Recently my colleagues and I, have received enquires where an employee has been dismissed for gross misconduct, where we did not consider the employee should have been dismissed for this reason.
This has resulted in having to consider the implications and potential claims which may arise from a dismissal for gross misconduct.
Dismissing an employee fairly
An employee can be dismissed fairly, where the employee has committed misconduct.
This can either be where the employee has committed a series of breaches, and has already received an active final warning, or a single act of serious misconduct, known as gross misconduct.
What is gross misconduct?
Gross misconduct is where an employee has deliberately committed a serious act of misconduct or where their conduct amounts to gross negligence.
The contract of employment and/or the employer’s staff handbook, will normally include examples of conduct which will be considered, gross misconduct, by the employer.
However, what amounts to gross misconduct is fact sensitive, therefore, I recommend employers seek advice before dismissing an employee. This is particularly important if they have been employed for 2 years or more and may therefore be able to make a claim for unfair dismissal.
What is the difference if you dismiss for gross misconduct?
The difference is that where an employee is dismissed for misconduct (following a series of warnings for example), they are entitled to their full notice or a payment in lieu of notice.
A dismissal for misconduct, will usually only be fair, where the employee has received previous warnings (not necessarily for the same reason) and they have received a final warning, which is still active.
Whereas an employee dismissed for gross misconduct is not entitled to notice or payment in lieu of notice.
Also, no previous warnings need to have been given, as the act is serious enough, to amount to a repudiatory breach of contract.

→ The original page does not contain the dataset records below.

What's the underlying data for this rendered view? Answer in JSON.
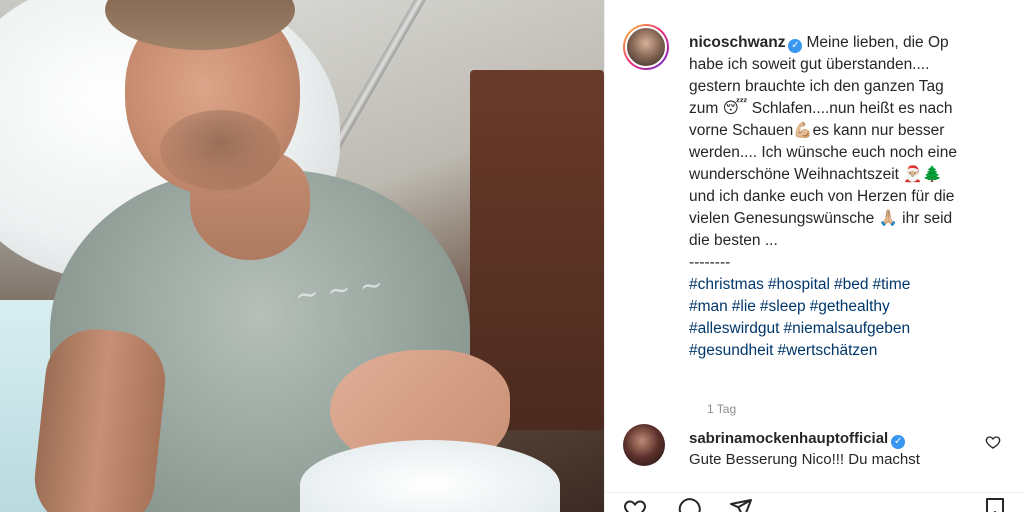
{
  "post": {
    "username": "nicoschwanz",
    "caption_lines": [
      "Meine lieben, die Op",
      "habe ich soweit gut überstanden....",
      "gestern brauchte ich den ganzen Tag",
      "zum 😴 Schlafen....nun heißt es nach",
      "vorne Schauen💪🏼es kann nur besser",
      "werden.... Ich wünsche euch noch eine",
      "wunderschöne Weihnachtszeit 🎅🏼🌲",
      "und ich danke euch von Herzen für die",
      "vielen Genesungswünsche 🙏🏼 ihr seid",
      "die besten ...",
      "--------"
    ],
    "hashtag_lines": [
      [
        "#christmas",
        "#hospital",
        "#bed",
        "#time"
      ],
      [
        "#man",
        "#lie",
        "#sleep",
        "#gethealthy"
      ],
      [
        "#alleswirdgut",
        "#niemalsaufgeben"
      ],
      [
        "#gesundheit",
        "#wertschätzen"
      ]
    ],
    "time_ago": "1 Tag"
  },
  "comment": {
    "username": "sabrinamockenhauptofficial",
    "text": "Gute Besserung Nico!!! Du machst"
  },
  "icons": {
    "verified": "verified-badge-icon",
    "like": "heart-icon",
    "comment": "comment-icon",
    "share": "paper-plane-icon",
    "save": "bookmark-icon"
  },
  "colors": {
    "verified": "#3897f0",
    "hashtag": "#00376b",
    "muted": "#8e8e8e"
  }
}
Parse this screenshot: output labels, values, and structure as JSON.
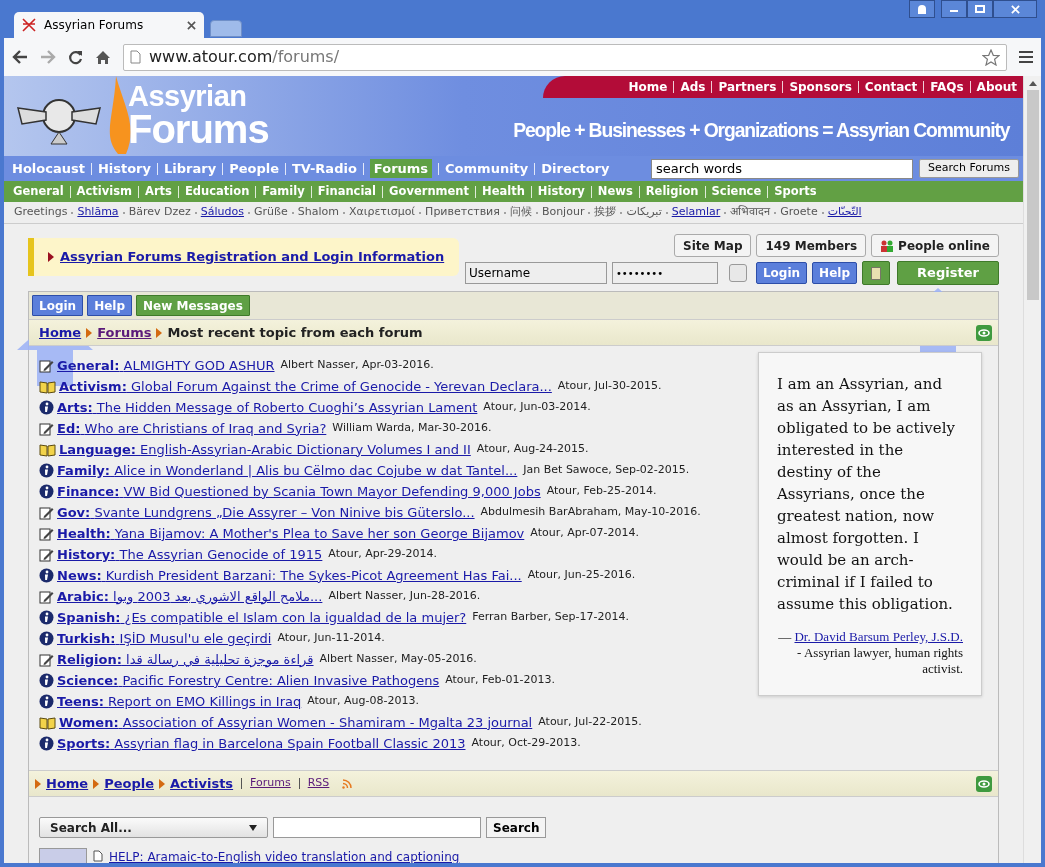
{
  "browser": {
    "tab_title": "Assyrian Forums",
    "url_host": "www.atour.com",
    "url_path": "/forums/"
  },
  "header": {
    "logo_top": "Assyrian",
    "logo_bottom": "Forums",
    "tagline": "People + Businesses + Organizations = Assyrian Community",
    "top_links": [
      "Home",
      "Ads",
      "Partners",
      "Sponsors",
      "Contact",
      "FAQs",
      "About"
    ]
  },
  "main_nav": [
    {
      "label": "Holocaust",
      "selected": false
    },
    {
      "label": "History",
      "selected": false
    },
    {
      "label": "Library",
      "selected": false
    },
    {
      "label": "People",
      "selected": false
    },
    {
      "label": "TV-Radio",
      "selected": false
    },
    {
      "label": "Forums",
      "selected": true
    },
    {
      "label": "Community",
      "selected": false
    },
    {
      "label": "Directory",
      "selected": false
    }
  ],
  "site_search": {
    "value": "search words",
    "button": "Search Forums"
  },
  "categories": [
    "General",
    "Activism",
    "Arts",
    "Education",
    "Family",
    "Financial",
    "Government",
    "Health",
    "History",
    "News",
    "Religion",
    "Science",
    "Sports"
  ],
  "greetings": [
    {
      "text": "Greetings",
      "kind": "text"
    },
    {
      "text": "Shlāma",
      "kind": "link"
    },
    {
      "text": "Bärev Dzez",
      "kind": "text"
    },
    {
      "text": "Sáludos",
      "kind": "link"
    },
    {
      "text": "Grüße",
      "kind": "text"
    },
    {
      "text": "Shalom",
      "kind": "text"
    },
    {
      "text": "Χαιρετισμοί",
      "kind": "text"
    },
    {
      "text": "Приветствия",
      "kind": "text"
    },
    {
      "text": "问候",
      "kind": "text"
    },
    {
      "text": "Bonjour",
      "kind": "text"
    },
    {
      "text": "挨拶",
      "kind": "text"
    },
    {
      "text": "تبريكات",
      "kind": "text"
    },
    {
      "text": "Selamlar",
      "kind": "link"
    },
    {
      "text": "अभिवादन",
      "kind": "text"
    },
    {
      "text": "Groete",
      "kind": "text"
    },
    {
      "text": "التّحيّات",
      "kind": "link"
    }
  ],
  "registration_link": "Assyrian Forums Registration and Login Information",
  "info_buttons": [
    "Site Map",
    "149 Members",
    "People online"
  ],
  "login_form": {
    "username": "Username",
    "password": "••••••••",
    "remember": false,
    "login": "Login",
    "help": "Help",
    "register": "Register"
  },
  "toolbar": [
    {
      "label": "Login",
      "kind": "blue"
    },
    {
      "label": "Help",
      "kind": "blue"
    },
    {
      "label": "New Messages",
      "kind": "green"
    }
  ],
  "breadcrumb": {
    "links": [
      "Home",
      "Forums"
    ],
    "current": "Most recent topic from each forum"
  },
  "forums": [
    {
      "category": "General:",
      "topic": "ALMIGHTY GOD ASHUR",
      "meta": "Albert Nasser, Apr-03-2016.",
      "kind": "edit"
    },
    {
      "category": "Activism:",
      "topic": "Global Forum Against the Crime of Genocide - Yerevan Declara...",
      "meta": "Atour, Jul-30-2015.",
      "kind": "book"
    },
    {
      "category": "Arts:",
      "topic": "The Hidden Message of Roberto Cuoghi’s Assyrian Lament",
      "meta": "Atour, Jun-03-2014.",
      "kind": "info"
    },
    {
      "category": "Ed:",
      "topic": "Who are Christians of Iraq and Syria?",
      "meta": "William Warda, Mar-30-2016.",
      "kind": "edit"
    },
    {
      "category": "Language:",
      "topic": "English-Assyrian-Arabic Dictionary Volumes I and II",
      "meta": "Atour, Aug-24-2015.",
      "kind": "book"
    },
    {
      "category": "Family:",
      "topic": "Alice in Wonderland | Alis bu Cëlmo dac Cojube w dat Tantel...",
      "meta": "Jan Bet Sawoce, Sep-02-2015.",
      "kind": "info"
    },
    {
      "category": "Finance:",
      "topic": "VW Bid Questioned by Scania Town Mayor Defending 9,000 Jobs",
      "meta": "Atour, Feb-25-2014.",
      "kind": "info"
    },
    {
      "category": "Gov:",
      "topic": "Svante Lundgrens „Die Assyrer – Von Ninive bis Güterslo...",
      "meta": "Abdulmesih BarAbraham, May-10-2016.",
      "kind": "edit"
    },
    {
      "category": "Health:",
      "topic": "Yana Bijamov: A Mother's Plea to Save her son George Bijamov",
      "meta": "Atour, Apr-07-2014.",
      "kind": "edit"
    },
    {
      "category": "History:",
      "topic": "The Assyrian Genocide of 1915",
      "meta": "Atour, Apr-29-2014.",
      "kind": "edit"
    },
    {
      "category": "News:",
      "topic": "Kurdish President Barzani: The Sykes-Picot Agreement Has Fai...",
      "meta": "Atour, Jun-25-2016.",
      "kind": "info"
    },
    {
      "category": "Arabic:",
      "topic": "ملامح الواقع الاشوري بعد 2003 وبوا...",
      "meta": "Albert Nasser, Jun-28-2016.",
      "kind": "edit"
    },
    {
      "category": "Spanish:",
      "topic": "¿Es compatible el Islam con la igualdad de la mujer?",
      "meta": "Ferran Barber, Sep-17-2014.",
      "kind": "info"
    },
    {
      "category": "Turkish:",
      "topic": "IŞİD Musul'u ele geçirdi",
      "meta": "Atour, Jun-11-2014.",
      "kind": "info"
    },
    {
      "category": "Religion:",
      "topic": "قراءة موجزة تحليلية في رسالة قدا",
      "meta": "Albert Nasser, May-05-2016.",
      "kind": "edit"
    },
    {
      "category": "Science:",
      "topic": "Pacific Forestry Centre: Alien Invasive Pathogens",
      "meta": "Atour, Feb-01-2013.",
      "kind": "info"
    },
    {
      "category": "Teens:",
      "topic": "Report on EMO Killings in Iraq",
      "meta": "Atour, Aug-08-2013.",
      "kind": "info"
    },
    {
      "category": "Women:",
      "topic": "Association of Assyrian Women - Shamiram - Mgalta 23 journal",
      "meta": "Atour, Jul-22-2015.",
      "kind": "book"
    },
    {
      "category": "Sports:",
      "topic": "Assyrian flag in Barcelona Spain Football Classic 2013",
      "meta": "Atour, Oct-29-2013.",
      "kind": "info"
    }
  ],
  "quote": {
    "text": "I am an Assyrian, and as an Assyrian, I am obligated to be actively interested in the destiny of the Assyrians, once the greatest nation, now almost forgotten. I would be an arch-criminal if I failed to assume this obligation.",
    "dash": "—",
    "author": "Dr. David Barsum Perley, J.S.D.",
    "description": "- Assyrian lawyer, human rights activist."
  },
  "footer_breadcrumb": {
    "links": [
      "Home",
      "People",
      "Activists"
    ],
    "extra_links": [
      "Forums",
      "RSS"
    ]
  },
  "bottom_search": {
    "select": "Search All...",
    "button": "Search"
  },
  "bottom_item": "HELP: Aramaic-to-English video translation and captioning"
}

The Risks of Dismissing an Employee for Gross Misconduct
If an employee is dismissed for gross misconduct the following claims could be pursued:
1. Unfair Dismissal
If the employee has two years’ service, and can show that the act, for which they were dismissed, did not amount to gross misconduct, they may be able to pursue a claim for unfair dismissal.
2. Wrongful Dismissal
If an employee does not have two years’ service, but can show that the act, for which they were dismissed, did not amount to gross misconduct, they may be able to pursue a claim for wrongful dismissal.
I specifically want to address the claim for wrongful dismissal, as this is a claim which is often, in my view, overlooked by employers and not all dismissals which are wrongful, will be unfair. There will be times where a misconduct dismissal is fair, but the Employment Tribunal finds that the specific act of misconduct was not sufficient to amount to gross misconduct, which would have allowed the employer to dismissal without paying notice.

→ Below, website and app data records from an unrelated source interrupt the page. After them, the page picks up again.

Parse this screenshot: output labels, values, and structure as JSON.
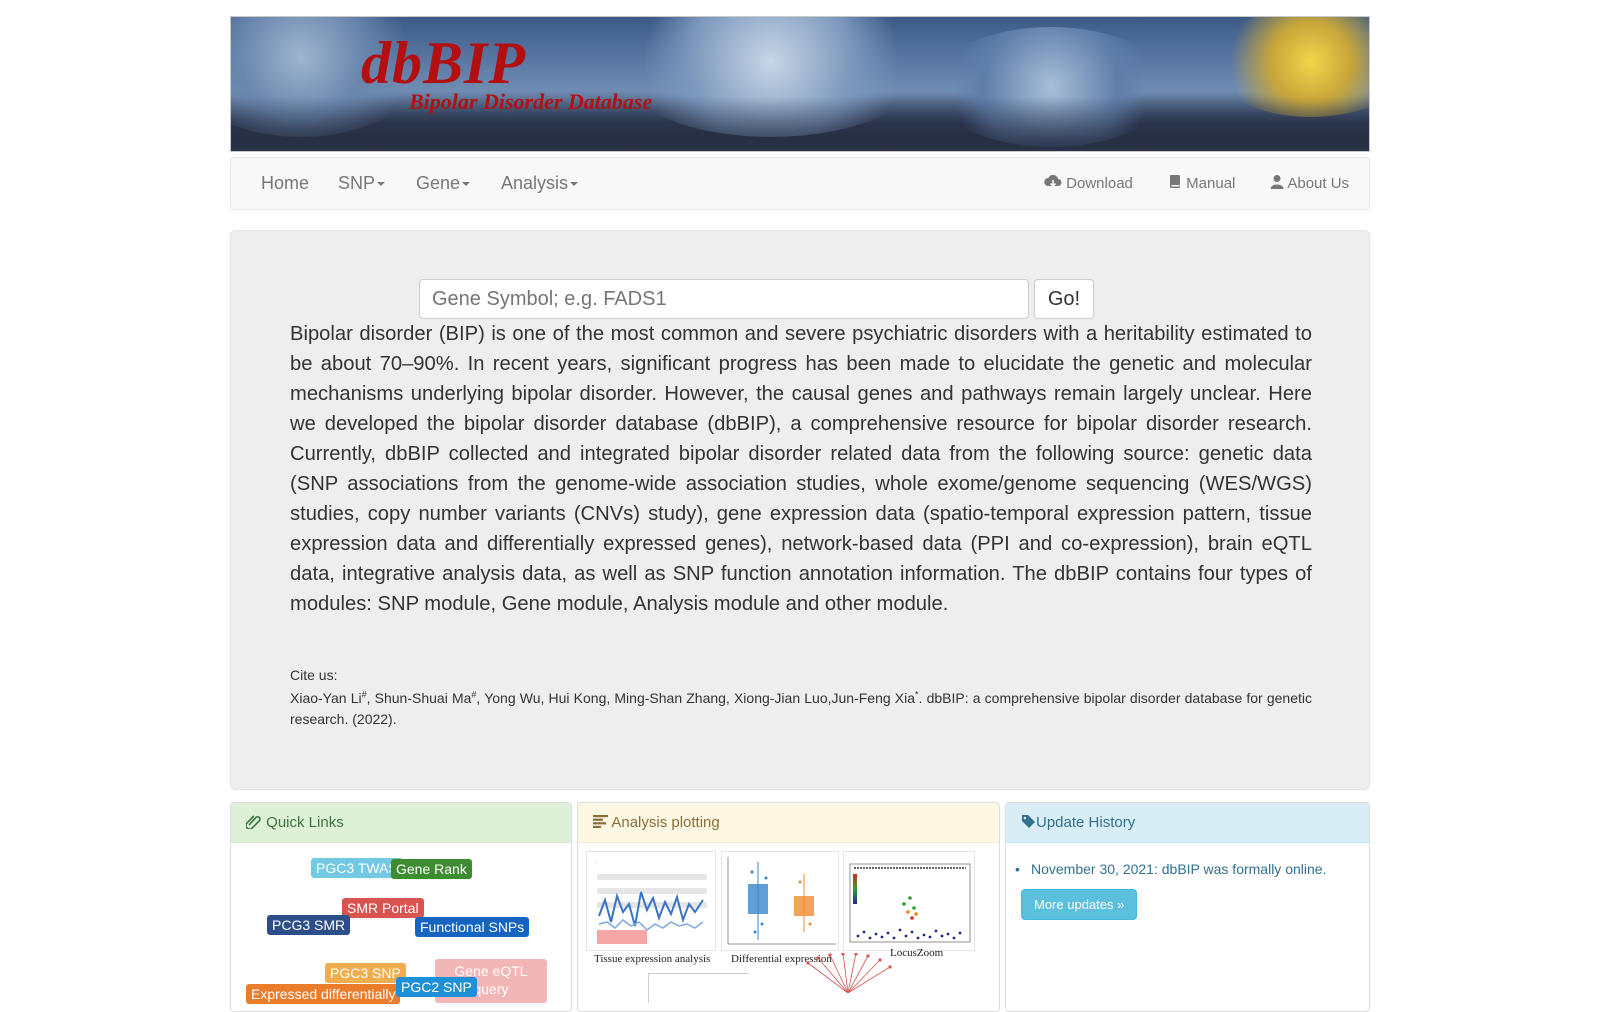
{
  "banner": {
    "title": "dbBIP",
    "subtitle": "Bipolar Disorder Database"
  },
  "nav": {
    "home": "Home",
    "snp": "SNP",
    "gene": "Gene",
    "analysis": "Analysis",
    "download": "Download",
    "manual": "Manual",
    "about": "About Us"
  },
  "search": {
    "placeholder": "Gene Symbol; e.g. FADS1",
    "button": "Go!"
  },
  "intro": "Bipolar disorder (BIP) is one of the most common and severe psychiatric disorders with a heritability estimated to be about 70–90%. In recent years, significant progress has been made to elucidate the genetic and molecular mechanisms underlying bipolar disorder. However, the causal genes and pathways remain largely unclear. Here we developed the bipolar disorder database (dbBIP), a comprehensive resource for bipolar disorder research. Currently, dbBIP collected and integrated bipolar disorder related data from the following source: genetic data (SNP associations from the genome-wide association studies, whole exome/genome sequencing (WES/WGS) studies, copy number variants (CNVs) study), gene expression data (spatio-temporal expression pattern, tissue expression data and differentially expressed genes), network-based data (PPI and co-expression), brain eQTL data, integrative analysis data, as well as SNP function annotation information. The dbBIP contains four types of modules: SNP module, Gene module, Analysis module and other module.",
  "cite": {
    "label": "Cite us:",
    "author1": "Xiao-Yan Li",
    "mark1": "#",
    "author2": ", Shun-Shuai Ma",
    "mark2": "#",
    "authors_rest": ", Yong Wu, Hui Kong, Ming-Shan Zhang, Xiong-Jian Luo,Jun-Feng Xia",
    "mark3": "*",
    "tail": ". dbBIP: a comprehensive bipolar disorder database for genetic research. (2022)."
  },
  "quick_links": {
    "title": "Quick Links",
    "tags": [
      "PGC3 TWAS",
      "Gene Rank",
      "SMR Portal",
      "PCG3 SMR",
      "Functional SNPs",
      "PGC3 SNP",
      "Gene eQTL query",
      "Expressed differentially",
      "PGC2 SNP"
    ]
  },
  "analysis_plotting": {
    "title": "Analysis plotting",
    "captions": [
      "Tissue expression analysis",
      "Differential expression",
      "LocusZoom"
    ]
  },
  "update_history": {
    "title": "Update History",
    "items": [
      "November 30, 2021: dbBIP was formally online."
    ],
    "more": "More updates »"
  }
}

What is Wrongful Dismissal?
This is a claim for breach of contract.
This means if an employee can show they have not committed an act of gross misconduct, then they should have been given notice or paid in lieu of their notice payment, as a result of not being paid this payment, the terms of their employment contract have been breached.
Often, the risk of a wrongful dismissal claim, does not worry employers, as it is limited to an employee’s notice period. However, there are occasions, where the employee’s notice period is lengthy, either because of the employee’s length of service, or because they have a contractually enhanced notice period.

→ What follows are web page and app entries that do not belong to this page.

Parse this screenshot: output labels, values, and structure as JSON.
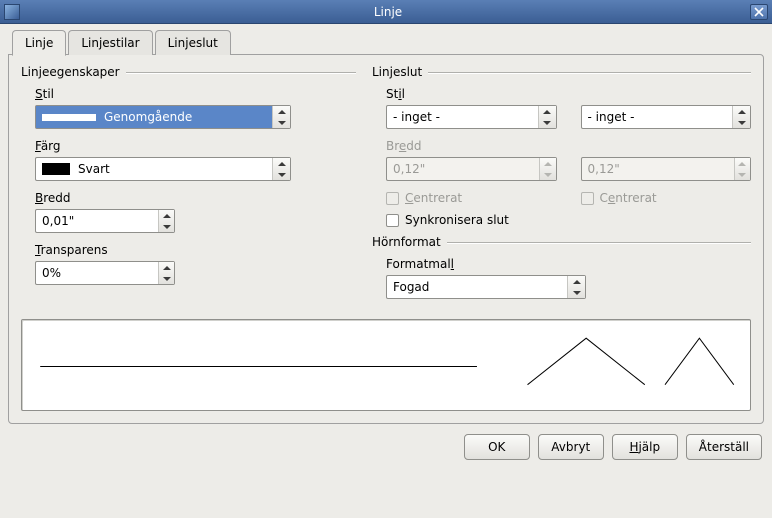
{
  "window": {
    "title": "Linje"
  },
  "tabs": [
    {
      "label": "Linje",
      "active": true
    },
    {
      "label": "Linjestilar",
      "active": false
    },
    {
      "label": "Linjeslut",
      "active": false
    }
  ],
  "left": {
    "group_title": "Linjeegenskaper",
    "style_label": "Stil",
    "style_value": "Genomgående",
    "color_label": "Färg",
    "color_value": "Svart",
    "color_hex": "#000000",
    "width_label": "Bredd",
    "width_value": "0,01\"",
    "transparency_label": "Transparens",
    "transparency_value": "0%"
  },
  "right": {
    "group_title": "Linjeslut",
    "style_label": "Stil",
    "style_left": "- inget -",
    "style_right": "- inget -",
    "width_label": "Bredd",
    "width_left": "0,12\"",
    "width_right": "0,12\"",
    "centered_label": "Centrerat",
    "sync_label": "Synkronisera slut"
  },
  "corner": {
    "group_title": "Hörnformat",
    "format_label": "Formatmall",
    "format_value": "Fogad"
  },
  "buttons": {
    "ok": "OK",
    "cancel": "Avbryt",
    "help": "Hjälp",
    "reset": "Återställ"
  }
}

I recommend employers follow a fair procedure when considering disciplinary action, as this will reduce any risk of a claim and will ensure the reasons for the dismissal are fully documented.
If you are unsure if an offence can amount to gross misconduct, you should seek advice before taking disciplinary action, as an employee needs to be made aware of the possible sanctions, when being invited to a disciplinary hearing.